Which reminded him that perhaps he hadn’t exercised his own authority sufficiently.
“If you want to babble, go down to the foyer,” he said blightingly. “If you want to report information, do so to your head of department. If you wish to question me, you don’t have that right.”
A couple of people gasped.
“The board questions me. It is the appropriate check and balance to presidential power. This—” a condemnatory sweeping glance of the crowded room—“is a waste of everyone’s time. And undisciplined. Out, now.

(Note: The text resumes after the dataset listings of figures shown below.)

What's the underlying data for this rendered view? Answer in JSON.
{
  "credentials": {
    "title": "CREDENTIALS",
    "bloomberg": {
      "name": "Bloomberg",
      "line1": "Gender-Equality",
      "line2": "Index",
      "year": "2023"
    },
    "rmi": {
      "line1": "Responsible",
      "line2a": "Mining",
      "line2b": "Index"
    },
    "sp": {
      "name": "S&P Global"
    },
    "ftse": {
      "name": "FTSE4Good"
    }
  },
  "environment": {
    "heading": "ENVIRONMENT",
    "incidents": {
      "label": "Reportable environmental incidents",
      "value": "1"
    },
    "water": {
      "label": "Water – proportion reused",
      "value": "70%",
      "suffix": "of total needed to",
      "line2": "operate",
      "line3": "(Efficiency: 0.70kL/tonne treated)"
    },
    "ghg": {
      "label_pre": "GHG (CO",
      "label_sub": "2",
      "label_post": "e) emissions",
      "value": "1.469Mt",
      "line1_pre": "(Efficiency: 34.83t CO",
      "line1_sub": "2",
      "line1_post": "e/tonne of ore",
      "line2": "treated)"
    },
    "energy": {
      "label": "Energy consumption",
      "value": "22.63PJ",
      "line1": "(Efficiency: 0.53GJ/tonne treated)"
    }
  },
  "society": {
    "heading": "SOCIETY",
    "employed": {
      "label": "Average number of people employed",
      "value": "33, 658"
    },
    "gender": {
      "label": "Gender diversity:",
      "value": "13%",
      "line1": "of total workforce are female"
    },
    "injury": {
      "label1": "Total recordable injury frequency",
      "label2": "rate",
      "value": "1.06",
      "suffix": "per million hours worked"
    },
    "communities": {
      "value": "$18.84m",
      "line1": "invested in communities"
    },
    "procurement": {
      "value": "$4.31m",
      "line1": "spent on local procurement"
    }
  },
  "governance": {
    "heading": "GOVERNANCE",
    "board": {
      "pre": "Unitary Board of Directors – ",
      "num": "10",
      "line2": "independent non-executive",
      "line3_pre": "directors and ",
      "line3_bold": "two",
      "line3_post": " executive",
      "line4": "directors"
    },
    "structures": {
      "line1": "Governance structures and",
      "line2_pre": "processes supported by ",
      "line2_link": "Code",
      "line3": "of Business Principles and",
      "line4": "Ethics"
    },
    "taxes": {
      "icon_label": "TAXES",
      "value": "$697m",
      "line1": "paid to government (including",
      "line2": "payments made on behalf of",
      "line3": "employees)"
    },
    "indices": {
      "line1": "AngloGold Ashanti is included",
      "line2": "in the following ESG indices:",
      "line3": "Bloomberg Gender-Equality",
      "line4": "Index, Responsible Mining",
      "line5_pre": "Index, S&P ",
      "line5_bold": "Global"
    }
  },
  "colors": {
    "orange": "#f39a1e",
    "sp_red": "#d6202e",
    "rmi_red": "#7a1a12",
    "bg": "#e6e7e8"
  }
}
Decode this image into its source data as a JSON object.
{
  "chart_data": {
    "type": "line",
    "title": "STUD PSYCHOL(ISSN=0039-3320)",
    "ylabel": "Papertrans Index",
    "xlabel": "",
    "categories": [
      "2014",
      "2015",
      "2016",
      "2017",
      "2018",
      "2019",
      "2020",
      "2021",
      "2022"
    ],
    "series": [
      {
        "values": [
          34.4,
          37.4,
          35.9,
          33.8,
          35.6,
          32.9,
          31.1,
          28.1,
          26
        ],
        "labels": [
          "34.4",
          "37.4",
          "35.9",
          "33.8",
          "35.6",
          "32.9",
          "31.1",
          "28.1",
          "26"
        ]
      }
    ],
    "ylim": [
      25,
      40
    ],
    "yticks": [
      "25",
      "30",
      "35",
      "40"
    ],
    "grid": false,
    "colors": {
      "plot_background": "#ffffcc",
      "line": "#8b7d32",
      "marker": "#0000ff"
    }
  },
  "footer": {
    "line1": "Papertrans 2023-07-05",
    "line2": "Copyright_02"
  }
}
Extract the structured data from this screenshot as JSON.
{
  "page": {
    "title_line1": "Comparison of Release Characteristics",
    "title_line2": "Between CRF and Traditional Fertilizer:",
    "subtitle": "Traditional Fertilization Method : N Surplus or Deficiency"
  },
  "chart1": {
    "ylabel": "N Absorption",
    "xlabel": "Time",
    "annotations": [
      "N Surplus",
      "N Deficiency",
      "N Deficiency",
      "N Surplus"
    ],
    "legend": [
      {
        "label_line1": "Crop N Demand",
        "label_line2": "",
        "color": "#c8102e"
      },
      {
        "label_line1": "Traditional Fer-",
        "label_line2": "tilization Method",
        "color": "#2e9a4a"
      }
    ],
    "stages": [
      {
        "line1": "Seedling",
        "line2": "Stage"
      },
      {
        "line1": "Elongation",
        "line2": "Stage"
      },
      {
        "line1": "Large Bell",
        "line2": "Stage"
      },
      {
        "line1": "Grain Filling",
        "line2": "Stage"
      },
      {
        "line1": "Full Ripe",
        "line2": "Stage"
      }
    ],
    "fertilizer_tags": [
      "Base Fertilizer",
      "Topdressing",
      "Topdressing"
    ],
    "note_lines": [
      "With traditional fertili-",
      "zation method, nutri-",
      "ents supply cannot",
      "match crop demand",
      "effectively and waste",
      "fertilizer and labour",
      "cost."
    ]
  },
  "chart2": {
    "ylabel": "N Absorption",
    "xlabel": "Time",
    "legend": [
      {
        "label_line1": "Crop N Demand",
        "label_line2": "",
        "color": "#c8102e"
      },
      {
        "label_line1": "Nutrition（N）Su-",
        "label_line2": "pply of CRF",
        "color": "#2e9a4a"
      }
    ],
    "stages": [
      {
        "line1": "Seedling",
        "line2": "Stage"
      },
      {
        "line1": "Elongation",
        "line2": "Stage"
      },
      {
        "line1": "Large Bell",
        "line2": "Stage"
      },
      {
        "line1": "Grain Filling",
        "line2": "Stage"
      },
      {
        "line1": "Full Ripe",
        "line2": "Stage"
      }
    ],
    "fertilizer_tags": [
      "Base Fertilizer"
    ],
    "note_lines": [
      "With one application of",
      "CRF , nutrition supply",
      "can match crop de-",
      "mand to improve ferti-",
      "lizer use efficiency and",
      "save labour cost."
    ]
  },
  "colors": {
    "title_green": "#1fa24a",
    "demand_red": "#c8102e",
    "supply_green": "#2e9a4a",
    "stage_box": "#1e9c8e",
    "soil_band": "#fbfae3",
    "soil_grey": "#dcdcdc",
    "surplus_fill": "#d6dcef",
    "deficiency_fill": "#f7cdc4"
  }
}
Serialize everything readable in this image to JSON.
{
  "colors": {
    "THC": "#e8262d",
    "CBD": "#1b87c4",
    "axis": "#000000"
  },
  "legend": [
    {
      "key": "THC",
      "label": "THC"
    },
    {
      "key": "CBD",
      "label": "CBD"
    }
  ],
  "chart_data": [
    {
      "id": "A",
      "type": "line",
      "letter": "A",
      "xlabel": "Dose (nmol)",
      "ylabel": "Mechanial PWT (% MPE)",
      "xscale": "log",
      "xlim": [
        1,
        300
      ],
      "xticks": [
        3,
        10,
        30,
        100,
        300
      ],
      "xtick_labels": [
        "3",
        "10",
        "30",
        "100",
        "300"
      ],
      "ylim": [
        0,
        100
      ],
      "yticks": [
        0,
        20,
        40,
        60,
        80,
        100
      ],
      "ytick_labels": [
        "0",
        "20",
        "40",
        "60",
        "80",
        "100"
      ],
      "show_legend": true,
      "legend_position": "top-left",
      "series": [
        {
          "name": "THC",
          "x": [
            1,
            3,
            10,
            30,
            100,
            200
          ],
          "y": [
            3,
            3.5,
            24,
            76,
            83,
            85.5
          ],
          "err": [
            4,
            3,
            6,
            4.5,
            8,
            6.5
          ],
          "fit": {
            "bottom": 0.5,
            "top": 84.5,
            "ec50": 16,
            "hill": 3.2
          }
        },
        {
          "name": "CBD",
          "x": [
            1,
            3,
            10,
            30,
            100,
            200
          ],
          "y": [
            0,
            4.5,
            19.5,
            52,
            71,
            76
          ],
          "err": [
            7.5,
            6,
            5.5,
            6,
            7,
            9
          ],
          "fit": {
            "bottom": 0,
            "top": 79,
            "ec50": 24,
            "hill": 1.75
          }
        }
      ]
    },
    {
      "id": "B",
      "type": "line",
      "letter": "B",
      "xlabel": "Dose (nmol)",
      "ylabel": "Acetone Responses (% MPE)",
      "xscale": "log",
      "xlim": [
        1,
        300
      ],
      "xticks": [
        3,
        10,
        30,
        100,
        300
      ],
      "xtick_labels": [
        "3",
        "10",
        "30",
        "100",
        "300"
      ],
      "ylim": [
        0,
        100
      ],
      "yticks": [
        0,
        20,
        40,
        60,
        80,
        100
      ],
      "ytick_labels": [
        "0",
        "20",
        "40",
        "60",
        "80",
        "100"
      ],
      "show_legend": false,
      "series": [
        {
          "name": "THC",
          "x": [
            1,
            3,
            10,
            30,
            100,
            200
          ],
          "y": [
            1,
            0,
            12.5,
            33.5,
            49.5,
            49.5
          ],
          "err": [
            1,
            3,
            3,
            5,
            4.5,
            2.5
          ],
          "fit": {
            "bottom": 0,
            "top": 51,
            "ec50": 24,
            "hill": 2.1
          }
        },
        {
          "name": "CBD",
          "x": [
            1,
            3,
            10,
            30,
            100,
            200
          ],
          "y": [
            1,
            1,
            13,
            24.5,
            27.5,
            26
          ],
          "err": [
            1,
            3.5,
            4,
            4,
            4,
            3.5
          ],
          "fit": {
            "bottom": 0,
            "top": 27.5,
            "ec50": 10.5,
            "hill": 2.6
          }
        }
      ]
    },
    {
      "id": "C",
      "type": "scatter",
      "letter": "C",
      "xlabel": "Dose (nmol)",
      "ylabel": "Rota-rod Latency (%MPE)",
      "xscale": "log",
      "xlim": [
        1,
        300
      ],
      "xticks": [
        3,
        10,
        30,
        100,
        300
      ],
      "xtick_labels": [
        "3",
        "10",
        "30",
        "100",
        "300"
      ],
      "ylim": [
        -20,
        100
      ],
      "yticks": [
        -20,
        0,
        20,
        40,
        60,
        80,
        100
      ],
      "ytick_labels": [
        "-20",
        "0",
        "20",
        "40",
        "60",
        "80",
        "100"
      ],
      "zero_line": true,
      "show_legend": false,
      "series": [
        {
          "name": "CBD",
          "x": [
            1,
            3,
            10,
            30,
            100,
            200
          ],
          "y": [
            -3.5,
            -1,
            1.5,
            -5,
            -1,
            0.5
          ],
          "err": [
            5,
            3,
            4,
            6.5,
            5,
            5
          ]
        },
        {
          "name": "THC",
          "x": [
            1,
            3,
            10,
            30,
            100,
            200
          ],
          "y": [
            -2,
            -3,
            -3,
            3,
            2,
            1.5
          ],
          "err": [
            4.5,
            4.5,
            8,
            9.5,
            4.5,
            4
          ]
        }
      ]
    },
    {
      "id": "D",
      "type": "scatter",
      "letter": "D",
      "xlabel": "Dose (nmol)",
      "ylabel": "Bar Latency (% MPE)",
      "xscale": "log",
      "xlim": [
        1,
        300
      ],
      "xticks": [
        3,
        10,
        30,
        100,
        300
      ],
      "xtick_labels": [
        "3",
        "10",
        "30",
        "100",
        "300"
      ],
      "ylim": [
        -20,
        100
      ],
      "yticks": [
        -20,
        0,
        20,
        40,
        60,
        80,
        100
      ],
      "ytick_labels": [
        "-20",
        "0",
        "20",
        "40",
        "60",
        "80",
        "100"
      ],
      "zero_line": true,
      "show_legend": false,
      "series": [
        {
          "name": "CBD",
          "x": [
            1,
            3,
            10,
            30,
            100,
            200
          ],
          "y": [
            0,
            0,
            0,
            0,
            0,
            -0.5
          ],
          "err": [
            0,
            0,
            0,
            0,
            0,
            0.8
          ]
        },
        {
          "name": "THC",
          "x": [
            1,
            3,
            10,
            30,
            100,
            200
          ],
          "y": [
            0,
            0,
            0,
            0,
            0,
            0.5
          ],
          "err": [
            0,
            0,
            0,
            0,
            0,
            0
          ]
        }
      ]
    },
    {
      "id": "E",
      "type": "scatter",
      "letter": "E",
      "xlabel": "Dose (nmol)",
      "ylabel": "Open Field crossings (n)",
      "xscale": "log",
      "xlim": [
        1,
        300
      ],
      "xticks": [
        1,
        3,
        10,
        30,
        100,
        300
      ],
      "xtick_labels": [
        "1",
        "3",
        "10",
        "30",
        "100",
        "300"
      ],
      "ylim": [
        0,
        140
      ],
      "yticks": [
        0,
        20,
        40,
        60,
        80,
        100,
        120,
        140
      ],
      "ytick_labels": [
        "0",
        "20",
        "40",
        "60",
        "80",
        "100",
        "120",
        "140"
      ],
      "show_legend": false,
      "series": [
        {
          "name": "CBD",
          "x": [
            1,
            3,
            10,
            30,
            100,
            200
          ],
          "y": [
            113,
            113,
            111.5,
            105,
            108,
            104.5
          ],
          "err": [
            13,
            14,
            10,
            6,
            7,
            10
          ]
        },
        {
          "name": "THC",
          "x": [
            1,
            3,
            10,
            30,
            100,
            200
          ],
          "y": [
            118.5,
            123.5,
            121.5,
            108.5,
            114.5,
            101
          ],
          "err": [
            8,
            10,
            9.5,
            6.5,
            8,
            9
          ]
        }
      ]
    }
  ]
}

Chad, I thought the board meeting was for ten o’clock?”
“It is.”
“Good.” Lewis strode through the crowd and into his inner office. He shut the door.
Instantly, outside, the babble returned.
He shook his head and crossed to his desk.
Two hours later, he dealt with the board in just as brusque a manner. Kora reported on the mission to Mérida and fielded any questions, while he eyed off his fellow board members. They seemed subdued.
Finally, Neville summed up the mood. “Zombies are sensational enough to have caught everyone’s attention. However, Gilda,” a nod to his fellow department head, “and Fay Olwen seem confident it’s not a spell easily replicated since it required both a demon lord’s ‘blood’ and major magic. And we all know that demon lords are rarely summoned.”
“Although we must be vigilant,” Gilda said.
Neville nodded impatiently. “So, now, on to other business.”
And that’s when the board surprised Lewis.